We got here this afternoon and don't do our dive charter until Tuesday but I wanted to share a few pictures I took on the way over the Bahamas and other islands.


----------



## coolbluestreak (Jun 27, 2011)

Another


----------



## coolbluestreak (Jun 27, 2011)

And another


----------



## coolbluestreak (Jun 27, 2011)

And another.


----------



## coolbluestreak (Jun 27, 2011)

And another..


----------



## coolbluestreak (Jun 27, 2011)

So I guessing can post more than one at a time on my phone.


----------



## coolbluestreak (Jun 27, 2011)

This scuba section is a little slow this time of year so I'm trying to share the little bit I can and keep up the moral.


----------



## Evensplit (Oct 2, 2007)

Thanks for the pics and please keep them coming!


----------



## coolbluestreak (Jun 27, 2011)

We did a little snorkeling yesterday and I didn't bother to bring the gopro, what a mistake, the natural reefs and water clearity are amazing.
I did stick the camera in the surf and take a few pictures though.


----------



## coolbluestreak (Jun 27, 2011)

some more


----------



## devildog83 (Apr 2, 2009)

Seeing pics of Clear water and reefs sounds nice, cant wait to see'em!

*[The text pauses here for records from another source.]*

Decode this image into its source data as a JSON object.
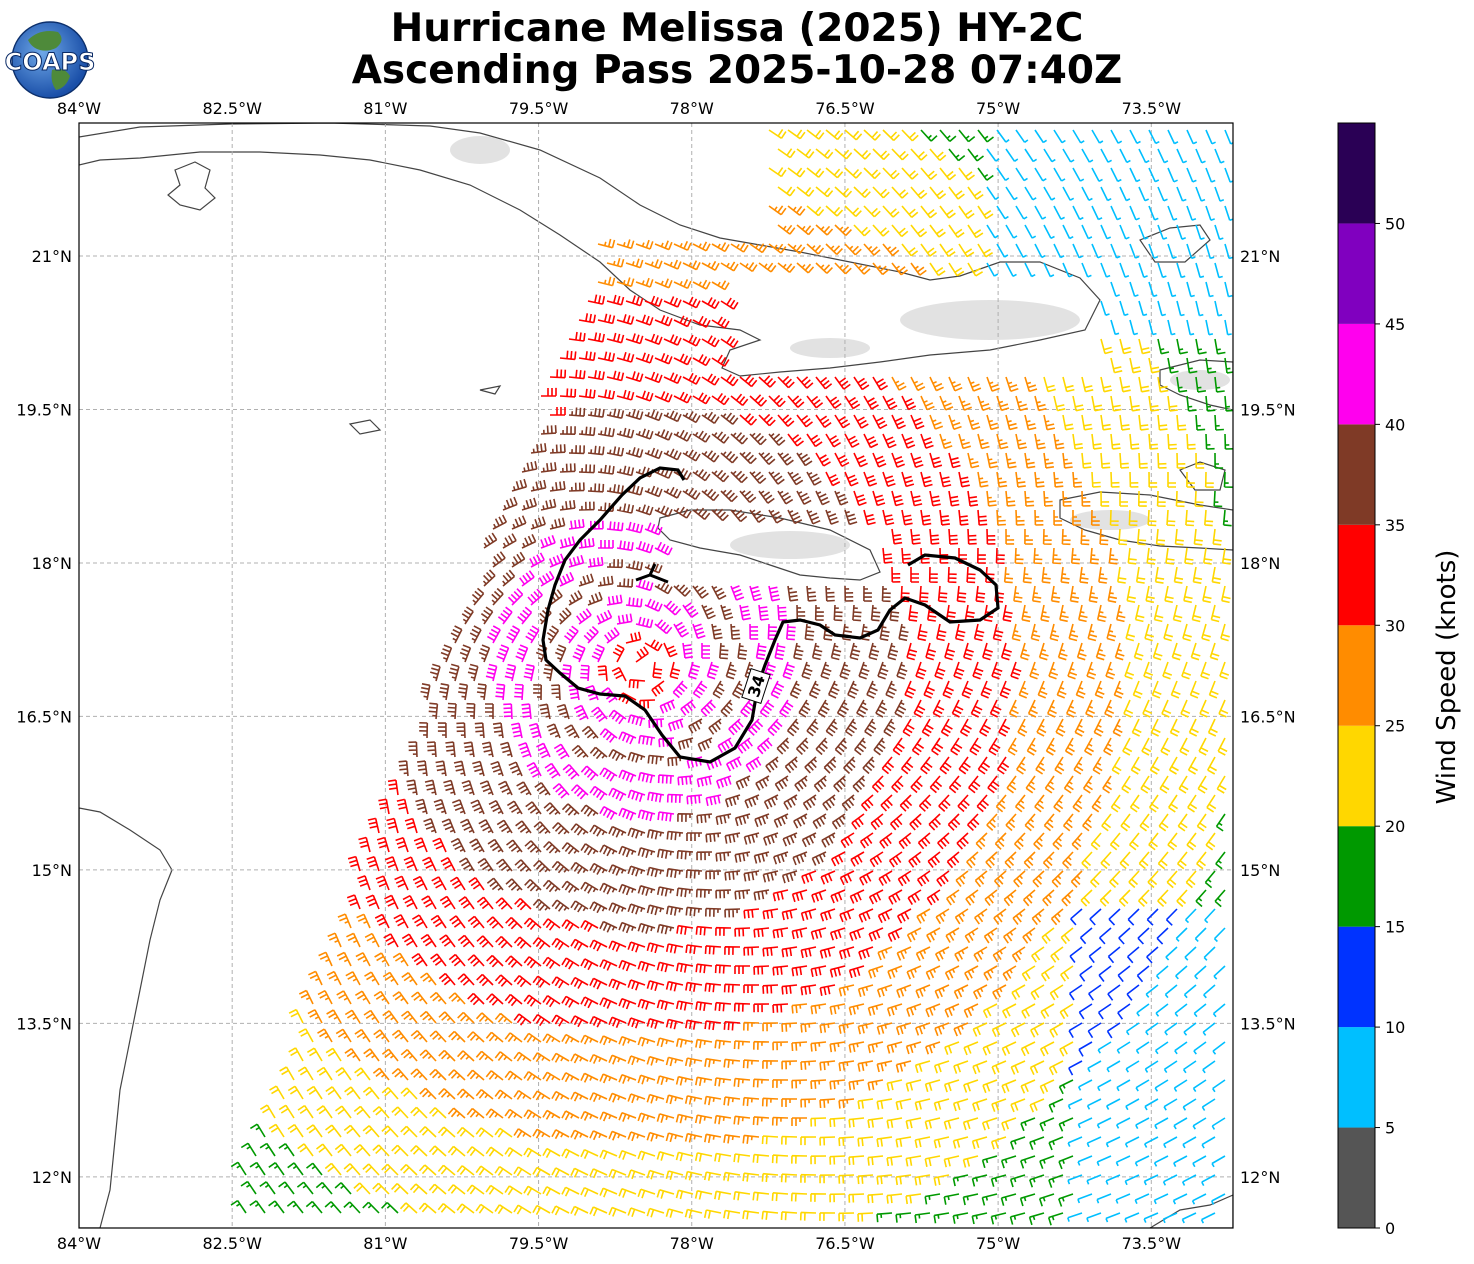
{
  "title": {
    "line1": "Hurricane Melissa (2025) HY-2C",
    "line2": "Ascending Pass 2025-10-28 07:40Z"
  },
  "logo": {
    "text": "COAPS"
  },
  "map": {
    "lon_range": [
      -84.0,
      -72.7
    ],
    "lat_range": [
      11.5,
      22.3
    ],
    "lon_ticks": [
      {
        "value": -84.0,
        "label": "84°W"
      },
      {
        "value": -82.5,
        "label": "82.5°W"
      },
      {
        "value": -81.0,
        "label": "81°W"
      },
      {
        "value": -79.5,
        "label": "79.5°W"
      },
      {
        "value": -78.0,
        "label": "78°W"
      },
      {
        "value": -76.5,
        "label": "76.5°W"
      },
      {
        "value": -75.0,
        "label": "75°W"
      },
      {
        "value": -73.5,
        "label": "73.5°W"
      }
    ],
    "lat_ticks": [
      {
        "value": 21.0,
        "label": "21°N"
      },
      {
        "value": 19.5,
        "label": "19.5°N"
      },
      {
        "value": 18.0,
        "label": "18°N"
      },
      {
        "value": 16.5,
        "label": "16.5°N"
      },
      {
        "value": 15.0,
        "label": "15°N"
      },
      {
        "value": 13.5,
        "label": "13.5°N"
      },
      {
        "value": 12.0,
        "label": "12°N"
      }
    ],
    "grid": true,
    "storm_center": {
      "lon": -78.5,
      "lat": 17.0
    },
    "contour": {
      "label": "34"
    }
  },
  "colorbar": {
    "label": "Wind Speed (knots)",
    "ticks": [
      {
        "value": 0,
        "label": "0"
      },
      {
        "value": 5,
        "label": "5"
      },
      {
        "value": 10,
        "label": "10"
      },
      {
        "value": 15,
        "label": "15"
      },
      {
        "value": 20,
        "label": "20"
      },
      {
        "value": 25,
        "label": "25"
      },
      {
        "value": 30,
        "label": "30"
      },
      {
        "value": 35,
        "label": "35"
      },
      {
        "value": 40,
        "label": "40"
      },
      {
        "value": 45,
        "label": "45"
      },
      {
        "value": 50,
        "label": "50"
      }
    ],
    "bins": [
      {
        "min": 0,
        "max": 5,
        "color": "#555555"
      },
      {
        "min": 5,
        "max": 10,
        "color": "#00bfff"
      },
      {
        "min": 10,
        "max": 15,
        "color": "#0033ff"
      },
      {
        "min": 15,
        "max": 20,
        "color": "#009900"
      },
      {
        "min": 20,
        "max": 25,
        "color": "#ffd700"
      },
      {
        "min": 25,
        "max": 30,
        "color": "#ff8c00"
      },
      {
        "min": 30,
        "max": 35,
        "color": "#ff0000"
      },
      {
        "min": 35,
        "max": 40,
        "color": "#7f3a26"
      },
      {
        "min": 40,
        "max": 45,
        "color": "#ff00ee"
      },
      {
        "min": 45,
        "max": 50,
        "color": "#8000bf"
      },
      {
        "min": 50,
        "max": 55,
        "color": "#2a0055"
      }
    ]
  }
}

Have fun!


----------



## coolbluestreak (Jun 27, 2011)

Alyssa is pretty in pink waiting in line to buy ferry tickets for our ride to Culebra, I felt like I was in the immigration line.


----------



## coolbluestreak (Jun 27, 2011)

Some pictures from our dive yesterday.


----------



## coolbluestreak (Jun 27, 2011)

More.


----------



## coolbluestreak (Jun 27, 2011)

We did a little shore dive this morning in front of our beach house, it was an amazing dive with huge reefs, caves and the like....


----------



## odb1877 (Jul 6, 2011)

nice pic bro,keep them coming :thumbup:


----------



## coolbluestreak (Jun 27, 2011)

Another beach dive this afternoon off of Crash Boat Beach.


----------



## Buckyt (Oct 1, 2007)

Our son and daughter in law are there this week, and they said it was real nice Christmas day. Haven't heard from them since. She is a Rican and they are enjoying her family and friends at her home.


----------



## coolbluestreak (Jun 27, 2011)

We're going to Rincon tomorrow. The surf is supposed to be great for surfing so I don't think we'll be diving there. :-( oh well.


----------



## SaltAddict (Jan 6, 2010)

Awesome pics. Looks like a great time.


----------



## coolbluestreak (Jun 27, 2011)

On our way home now, just saw the Bahamas and WPB FL out the window. 
I'll try to get some videos made and loaded up, ready to share by Monday or Tuesday.


----------